El helicóptero del SAR que se estrelló en Canarias se quedó a oscuras en el mar por un fallo en un avión de apoyo
El helicóptero del SAR que se estrelló en el mar a 37 millas de Gran Canaria en la noche del 19 de marzo de 2014 se había quedado un minuto antes sumido en la oscuridad absoluta y sin referencias visuales tras un fallo en el sistema de lanzamiento de bengalas del avión que le acompañaba para iluminarle durante una maniobra de entrenamiento nocturno. El accidente de este helicóptero del SAR le costó la vida a cuatro militares del Ejército del Aire cuya misión principal era paradójicamente la de salvar la vida de otros. Un año después del accidente, el juez togado militar que instruye la causa ni siquiera ha tomado todavía declaración al único superviviente del siniestro. La indignación y la impotencia se han instalado desde hace un año entre las familias de los cuatro fallecidos. No solo por la lentitud y el oscurantismo, sino ante la sospecha de que las limitaciones materiales con que sus hijos fueron enviados a una maniobra de entrenamiento nocturno fueron, si no la causa principal, al menos un grave coadyuvante para que se desencadenara la tragedia. Ahora, un año después del siniestro, el primer informe preliminar redactado por la Comisión de Investigación Técnica de Accidentes de Aeronaves Militares (CITAAM) y manejado en la instrucción de la causa, confirma lo que las familias sospechaban desde hace meses: que el helicóptero se quedó dramáticamente a oscuras en medio del mar por un fallo en el avión acompañante apenas un minuto antes de que el Súper Puma se precipitara contra el agua.
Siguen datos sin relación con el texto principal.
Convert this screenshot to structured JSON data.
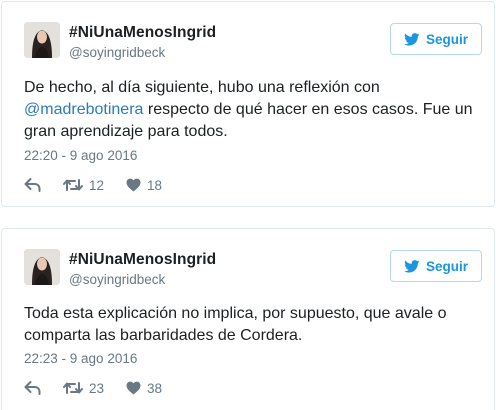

El fallo de la bengala de iluminación que debía ser lanzada desde el avión de apoyo no era un fallo cualquiera: provocó que quien pilotaba el helicóptero en ese momento decidiera interrumpir el simulacro de rescate que se disponían a realizar sobre el barco Meteoro de la Armada. La comunicación entre el helicóptero y el barco quedó abruptamente interrumpida cuando el primero comunicaba al Meteoro que había decidido cancelar la maniobra. “Hemos abortado la…” La frase nunca llegó a completarse y el helicóptero desapareció literalmente del mapa. Aún así, nadie reparó en que se había estrellado en medio del océano hasta que el barco intentó sin éxito más tarde restablecer la comunicación. Para entonces, el Súper Puma se hundía a plomo hasta 2.300 metros de profundidad y el único superviviente de los cinco tripulantes, ileso y milagrosamente a salvo tras romper con la cabeza un ojo de buey de cristal, gritaba desesperado los nombres de sus compañeros en medio del Atlántico, con la única compañía del combustible que flotaba a su alrededor.
El Súper Puma del 802 escuadrón del servicio aéreo de rescate (SAR) del Ejército del Aire despegó de la Base Militar de Gando, en Gran Canaria, poco antes de las ocho de la tarde de aquel fatídico 19 de marzo con cinco tripulantes a bordo. Su misión era desplazarse a 37 millas de Gran Canaria para realizar sobre el Meteoro de la Armada un ejercicio de rescate nocturno, conocida en el argot militar como operación de grúa nocturna. El helicóptero debía colocarse a cien metros en vertical sobre el buque de la Armada, hacer descender un fardo a modo de tripulante simulado y volver a izarlo como si realizara un rescate real.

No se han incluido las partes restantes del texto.